Qu’il soit très difficile et peut-être impossible de trouver des prises de position politiques explicites dans les écrits de Simondon, c’est bien là ce qui permet d’expliquer le débat concernant la signification politique de sa philosophie de l’individuation et de sa philosophie de la technique, développées respectivement dans L’individuation à la lumière des notions de forme et d’information (ILFI)[1] et Du mode d’existence des objets techniques (MEOT)[2]. D’une part il y a ceux qui (comme Balibar, Combes ou Toscano), s’appuyant en particulier sur ILFI, ont essayé de prolonger les propos de Gilles Deleuze, pour qui cet ouvrage aurait pu fournir les bases d’une ontologie du « collectif transindividuel » capable de contrer efficacement l’individualisme méthodologique qui domine la plus grande partie de la pensée politique contemporaine[3]. D’autre part il y a ceux qui (comme Stiegler, De Boever ou Feenberg), s’appuyant au contraire principalement sur MEOT, ont prolongé la lecture marcusienne de la relation entre technique et société chez Simondon[4]. Mais seule une étude conjointe de ces deux textes peut nous permettre de révéler leurs véritable enjeux politiques, et d’éclairer le sens intrinsèquement politique de la pensée de Simondon. Les deux chefs-d’œuvre de Simondon sont habités par deux projets couplés : d’un côté celui d’une unification épistémologique des sciences humaines, de l’autre, un projet politico-pédagogique ancré dans sa philosophie de la technique. Le sol où ces deux projets s’enracinent est celui d’une critique du dualisme métaphysique, qui se prolonge dans une opposition au substantialisme ontologique et au déterminisme caractérisant la mécanique moderne. C’est dans un tel cadre que les concepts d’information et de technicité permettent à Simondon de développer une ontologie non déterministe, une épistémologie non déductive, et une théorie politique de l’invention collective.

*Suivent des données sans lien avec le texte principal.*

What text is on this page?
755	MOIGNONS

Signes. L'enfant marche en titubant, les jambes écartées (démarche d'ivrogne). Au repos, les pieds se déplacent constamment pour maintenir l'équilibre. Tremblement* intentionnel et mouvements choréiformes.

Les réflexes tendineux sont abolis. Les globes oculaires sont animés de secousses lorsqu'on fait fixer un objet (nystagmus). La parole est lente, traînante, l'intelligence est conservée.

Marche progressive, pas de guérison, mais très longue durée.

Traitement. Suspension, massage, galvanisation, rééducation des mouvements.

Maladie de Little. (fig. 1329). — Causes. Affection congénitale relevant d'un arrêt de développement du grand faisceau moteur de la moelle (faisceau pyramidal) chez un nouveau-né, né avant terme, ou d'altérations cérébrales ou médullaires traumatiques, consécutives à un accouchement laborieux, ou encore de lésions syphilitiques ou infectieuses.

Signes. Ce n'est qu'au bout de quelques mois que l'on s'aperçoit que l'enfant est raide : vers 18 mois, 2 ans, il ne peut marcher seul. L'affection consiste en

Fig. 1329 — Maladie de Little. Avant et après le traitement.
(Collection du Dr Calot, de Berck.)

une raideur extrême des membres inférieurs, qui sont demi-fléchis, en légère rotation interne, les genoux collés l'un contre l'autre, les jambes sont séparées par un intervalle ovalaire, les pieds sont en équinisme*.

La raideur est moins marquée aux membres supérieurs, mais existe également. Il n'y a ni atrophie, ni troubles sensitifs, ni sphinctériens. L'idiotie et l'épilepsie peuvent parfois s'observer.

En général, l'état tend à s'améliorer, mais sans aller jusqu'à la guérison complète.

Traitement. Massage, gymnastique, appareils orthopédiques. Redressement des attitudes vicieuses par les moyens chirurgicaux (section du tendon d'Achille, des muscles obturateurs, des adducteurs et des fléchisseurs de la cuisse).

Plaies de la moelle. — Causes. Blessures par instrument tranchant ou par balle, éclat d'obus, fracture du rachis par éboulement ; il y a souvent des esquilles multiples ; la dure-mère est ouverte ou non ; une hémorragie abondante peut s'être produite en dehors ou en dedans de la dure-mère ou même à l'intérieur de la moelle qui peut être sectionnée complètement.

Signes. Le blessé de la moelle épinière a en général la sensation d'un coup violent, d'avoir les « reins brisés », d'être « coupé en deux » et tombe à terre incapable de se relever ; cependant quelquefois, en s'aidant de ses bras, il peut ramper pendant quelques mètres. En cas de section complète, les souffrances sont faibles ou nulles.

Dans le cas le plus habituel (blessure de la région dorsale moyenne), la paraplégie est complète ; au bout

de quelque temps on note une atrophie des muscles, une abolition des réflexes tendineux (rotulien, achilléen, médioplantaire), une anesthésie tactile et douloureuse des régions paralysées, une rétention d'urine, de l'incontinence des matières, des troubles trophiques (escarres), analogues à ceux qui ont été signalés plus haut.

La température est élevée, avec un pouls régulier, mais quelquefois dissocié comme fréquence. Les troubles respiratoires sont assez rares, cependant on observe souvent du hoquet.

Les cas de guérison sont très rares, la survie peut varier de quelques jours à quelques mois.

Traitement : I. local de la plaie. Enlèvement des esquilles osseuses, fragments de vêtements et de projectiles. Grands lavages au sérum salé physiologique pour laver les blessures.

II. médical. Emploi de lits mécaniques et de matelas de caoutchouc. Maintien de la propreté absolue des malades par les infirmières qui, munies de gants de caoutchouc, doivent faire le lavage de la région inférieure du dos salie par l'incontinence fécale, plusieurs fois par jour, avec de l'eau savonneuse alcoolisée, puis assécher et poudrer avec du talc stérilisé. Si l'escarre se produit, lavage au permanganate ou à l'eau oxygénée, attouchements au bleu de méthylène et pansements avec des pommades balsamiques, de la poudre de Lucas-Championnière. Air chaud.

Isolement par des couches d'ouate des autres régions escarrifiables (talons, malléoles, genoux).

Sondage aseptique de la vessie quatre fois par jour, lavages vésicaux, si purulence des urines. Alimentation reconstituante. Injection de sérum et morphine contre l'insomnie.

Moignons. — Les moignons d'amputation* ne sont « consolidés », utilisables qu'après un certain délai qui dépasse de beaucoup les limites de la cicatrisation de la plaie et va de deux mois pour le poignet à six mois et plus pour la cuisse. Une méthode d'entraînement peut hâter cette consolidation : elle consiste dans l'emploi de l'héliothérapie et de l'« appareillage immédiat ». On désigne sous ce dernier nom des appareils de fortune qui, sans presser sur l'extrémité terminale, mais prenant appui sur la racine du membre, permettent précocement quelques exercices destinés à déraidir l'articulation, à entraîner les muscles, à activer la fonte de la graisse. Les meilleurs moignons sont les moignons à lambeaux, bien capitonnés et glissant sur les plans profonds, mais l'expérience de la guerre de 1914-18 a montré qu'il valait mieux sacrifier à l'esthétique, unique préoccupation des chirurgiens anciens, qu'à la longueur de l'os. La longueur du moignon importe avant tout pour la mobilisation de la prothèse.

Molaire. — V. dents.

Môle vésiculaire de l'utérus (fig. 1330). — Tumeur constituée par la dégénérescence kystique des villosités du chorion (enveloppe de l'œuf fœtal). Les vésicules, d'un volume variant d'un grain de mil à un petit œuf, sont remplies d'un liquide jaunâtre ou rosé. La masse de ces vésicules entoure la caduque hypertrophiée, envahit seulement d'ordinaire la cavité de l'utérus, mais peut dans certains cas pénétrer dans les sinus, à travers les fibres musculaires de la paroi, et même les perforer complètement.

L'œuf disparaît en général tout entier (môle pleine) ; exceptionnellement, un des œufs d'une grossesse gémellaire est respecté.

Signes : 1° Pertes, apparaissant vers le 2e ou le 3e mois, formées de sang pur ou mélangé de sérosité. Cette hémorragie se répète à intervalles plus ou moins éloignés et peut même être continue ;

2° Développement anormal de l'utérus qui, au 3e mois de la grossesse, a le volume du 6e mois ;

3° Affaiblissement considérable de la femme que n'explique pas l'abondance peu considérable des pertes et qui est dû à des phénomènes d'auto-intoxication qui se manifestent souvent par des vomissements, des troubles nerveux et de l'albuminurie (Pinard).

I. Un nouveau modèle pour le corps politique.

La philosophie de l’individuation de Simondon joue un rôle de démystification, car elle défait la plupart des couplages conceptuels (forme/matière, actif/passif, sujet/objet) sur lesquels de fausses alternatives – opposant l’individuel à son milieu ou prônant la dissolution du premier dans le second – se sont appuyées des siècles durant. En particulier, sa philosophie de l’individuation psychique et collective – le « transindividuel » – vise à dissoudre l’opposition entre liberté et nécessité, institution clef sur laquelle s’appuie toute différence ontologique supposée entre l’être humain et la nature. Le concept de transindividuel défait l’image de la nature humaine dans laquelle toute imagination philosophique du corps politique s’est toujours enracinée, ainsi que l’espoir d’une solution définitive au problème de la production de l’ordre politique. Simondon propose, au contraire, une théorie de l’ontogenèse des systèmes sociaux dépourvue de toute dialectique entre l’individu et la société. L’individu est vu comme partie d’un ensemble systémique de relations qui le traversent et le constituent. En cet ensemble, ce qui est individuel joue des rôles différents à partir des différentes configurations qui déterminent le système. Cela permet de concevoir la politique comme un champ où des problèmes collectifs émergent et peuvent trouver des solutions, plutôt que comme un problème qui doit être résolu à partir d’une supposée nature humaine : la politique est ici un processus ouvert à l’expérimentation.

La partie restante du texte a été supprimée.